O consumo de carne de burro tem crescido na Patagônia, Argentina, como um indicativo da deterioração da situação econômica do país. A população busca alternativas mais baratas para o consumo de proteínas diante da alta nos preços dos alimentos. Em março, os preços da carne bovina registraram um aumento de 6,9%, superando a inflação mensal geral, que foi de 3,4% no mesmo período. Este índice de inflação foi o mais alto dos últimos 12 meses na Argentina, evidenciando a pressão sobre o poder de compra dos cidadãos. A carne bovina, mundialmente reconhecida por sua qualidade e maciez, ocupa historicamente um lugar central na dieta e cultura argentina, mas está se tornando inacessível para muitos devido à crise.
Em Trelew, Patagônia, um projeto piloto chamado "Burros Patagônicos" introduziu a degustação e venda de carne de burro, que se esgotou rapidamente devido ao seu preço mais acessível. A carne de burro é vendida por cerca de 7.500 pesos (R$ 27) o quilo, enquanto a bovina pode chegar a 18 mil ou 19 mil pesos (R$ 65 ou R$ 69). A inflação na Argentina acumula 9,4% no ano, e o consumo de carne bovina caiu cerca de 10% no primeiro trimestre, atingindo o menor nível em duas décadas.

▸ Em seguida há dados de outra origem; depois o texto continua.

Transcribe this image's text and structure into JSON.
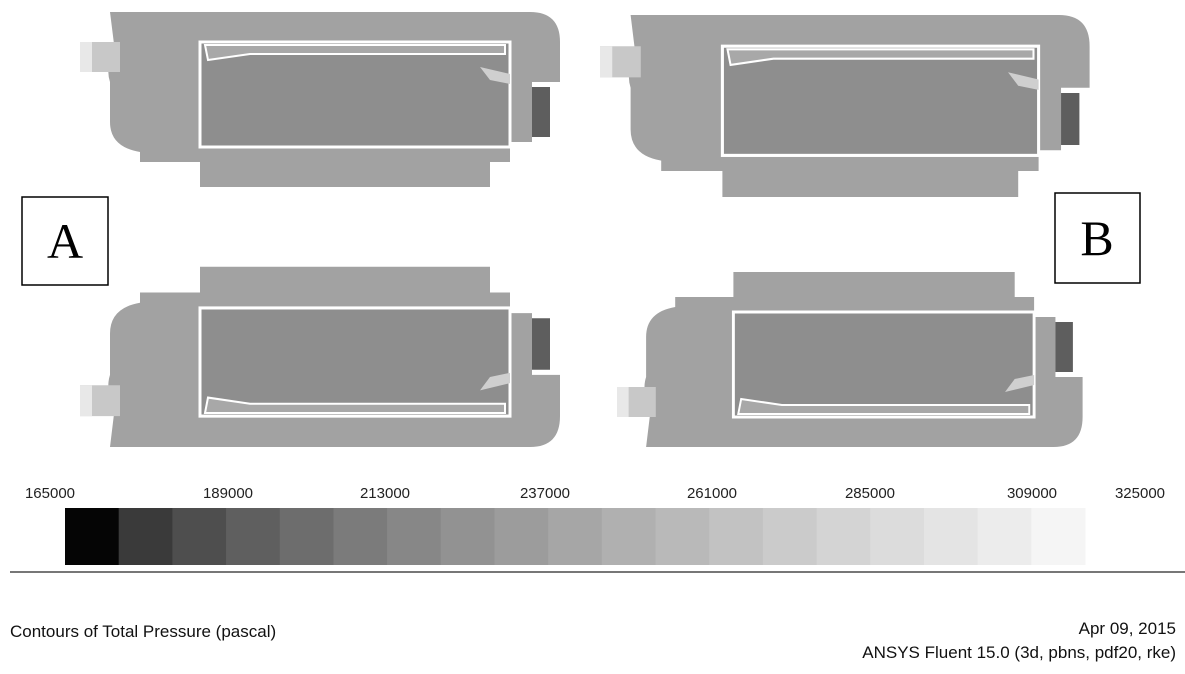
{
  "panels": {
    "left_label": "A",
    "right_label": "B"
  },
  "colorbar": {
    "labels": [
      "165000",
      "189000",
      "213000",
      "237000",
      "261000",
      "285000",
      "309000",
      "325000"
    ],
    "colors": [
      "#050505",
      "#3a3a3a",
      "#4e4e4e",
      "#5f5f5f",
      "#6d6d6d",
      "#7b7b7b",
      "#878787",
      "#929292",
      "#9c9c9c",
      "#a6a6a6",
      "#b0b0b0",
      "#b9b9b9",
      "#c2c2c2",
      "#cbcbcb",
      "#d4d4d4",
      "#dcdcdc",
      "#e4e4e4",
      "#ececec",
      "#f5f5f5"
    ]
  },
  "footer": {
    "title": "Contours of Total Pressure (pascal)",
    "date": "Apr 09, 2015",
    "software": "ANSYS Fluent 15.0 (3d, pbns, pdf20, rke)"
  }
}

Embora o projeto de criação de burros tenha surgido há dois anos como alternativa para a pecuária na Patagônia, não como resposta direta à crise econômica atual, o Serviço Nacional de Sanidade e Qualidade Agroalimentar (Senasa) informou que o consumo de carne de burro não é habitual, mas também não é proibido no país. A busca por alternativas mais baratas, como a carne de burro, é um sintoma claro das dificuldades financeiras enfrentadas pela população argentina.